Meteoriteneinschläge dieser Größenordnung hätten damals stets, nach Überlegungen der Wissenschaftler, enorme Mengen von beim Aufprall geschmolzenem Permafrostboden mit großen Wasseranteilen in die Atmosphäre schleudern müssen. Dieses Wasser sei dann, in den Jahren und Jahrzehnten nach dem Einschlag, wieder abgeregnet. Schon ein eher kleiner Asteroid von etwa 100 Kilometern Durchmesser, so errechneten die Forscher, wäre mit einer Energie auf die Marsoberfläche geprallt, die eine völlig marsumhüllende Eisdecke von drei Metern Dicke komplett schmelzen hätte können – und damit genug Wasser auftauen, um etwa zwei Meter der gesamten Marsoberfläche mit Regen zu überfluten.

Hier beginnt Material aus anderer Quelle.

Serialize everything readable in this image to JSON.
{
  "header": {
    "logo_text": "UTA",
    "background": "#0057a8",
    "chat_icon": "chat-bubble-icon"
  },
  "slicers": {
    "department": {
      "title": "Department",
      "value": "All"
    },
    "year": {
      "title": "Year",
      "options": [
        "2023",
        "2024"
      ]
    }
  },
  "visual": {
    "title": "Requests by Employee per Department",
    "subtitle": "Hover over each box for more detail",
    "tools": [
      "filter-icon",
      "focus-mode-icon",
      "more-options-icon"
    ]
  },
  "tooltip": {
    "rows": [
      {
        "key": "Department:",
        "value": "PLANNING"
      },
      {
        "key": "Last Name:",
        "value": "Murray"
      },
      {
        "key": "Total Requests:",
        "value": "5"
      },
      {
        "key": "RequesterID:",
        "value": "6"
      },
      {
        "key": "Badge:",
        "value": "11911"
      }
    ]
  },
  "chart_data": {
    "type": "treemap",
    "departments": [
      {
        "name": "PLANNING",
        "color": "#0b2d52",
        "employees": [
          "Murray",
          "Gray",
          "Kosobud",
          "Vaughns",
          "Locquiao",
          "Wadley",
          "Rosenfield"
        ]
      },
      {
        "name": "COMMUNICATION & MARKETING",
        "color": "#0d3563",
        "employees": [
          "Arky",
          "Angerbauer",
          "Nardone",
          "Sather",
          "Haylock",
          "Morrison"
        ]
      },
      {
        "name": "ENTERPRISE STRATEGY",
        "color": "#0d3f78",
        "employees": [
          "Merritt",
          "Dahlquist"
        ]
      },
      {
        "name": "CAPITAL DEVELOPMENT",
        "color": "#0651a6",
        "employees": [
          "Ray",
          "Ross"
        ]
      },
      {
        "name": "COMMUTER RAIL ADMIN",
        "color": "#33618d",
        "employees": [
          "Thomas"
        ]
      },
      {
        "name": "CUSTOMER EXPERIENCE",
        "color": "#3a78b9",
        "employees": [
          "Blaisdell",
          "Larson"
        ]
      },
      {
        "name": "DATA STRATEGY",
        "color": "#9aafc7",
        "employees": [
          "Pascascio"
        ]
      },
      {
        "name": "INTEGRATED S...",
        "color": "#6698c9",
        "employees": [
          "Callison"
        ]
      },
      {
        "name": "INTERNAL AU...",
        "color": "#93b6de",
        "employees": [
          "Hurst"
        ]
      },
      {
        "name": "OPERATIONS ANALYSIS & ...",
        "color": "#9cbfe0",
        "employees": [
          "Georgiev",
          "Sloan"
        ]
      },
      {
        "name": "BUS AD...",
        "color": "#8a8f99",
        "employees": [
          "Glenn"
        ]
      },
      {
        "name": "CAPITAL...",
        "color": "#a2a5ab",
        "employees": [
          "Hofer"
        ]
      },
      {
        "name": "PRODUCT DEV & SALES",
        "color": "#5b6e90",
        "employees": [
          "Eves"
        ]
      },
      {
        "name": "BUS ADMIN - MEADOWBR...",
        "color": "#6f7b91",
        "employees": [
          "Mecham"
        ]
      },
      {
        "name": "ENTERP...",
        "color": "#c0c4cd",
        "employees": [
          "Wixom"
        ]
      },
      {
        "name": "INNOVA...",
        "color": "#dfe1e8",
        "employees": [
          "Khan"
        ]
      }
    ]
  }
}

Die enormen aus den Meteoritentreffern resultierenden Regenfälle und nachfolgenden Flutmassen hätten dann in den Jahren nach dem Einschlag die Flussbetten eingegraben, Küstenlinien geschaffen und Gebirgszüge erodiert – eine kurze, heftige Unterbrechung eines "fast endlosen Marswinters", so Segura, gefolgt von einer langen Zeit der erneuten Kälteerstarrung – bis zur nächsten kosmischen Kollision.

Stimmt die Theorie der Forscher, so müsste die langgehegte menschliche Vision wohl endgültig ad acta gelegt werden: Wenige Dekaden heftiger Regenfälle und relativer Wärme nach gelegentlichen Meteroitentreffer, unterbrochen von Millionen von Jahren der Kälte und Trockenheit dürften zur Evolution von Leben auf unserem roten Planetennachbarn kaum ausgereicht haben. Vielleicht ist dies auch einer der Gründe für die Skepsis einiger Wissenschaftler: "Eine ernstzunehmende Theorie", meint etwa Michael Carr vom US Geological Survey, "aber sie erklärt wohl noch nicht alle unserer Beobachtungen."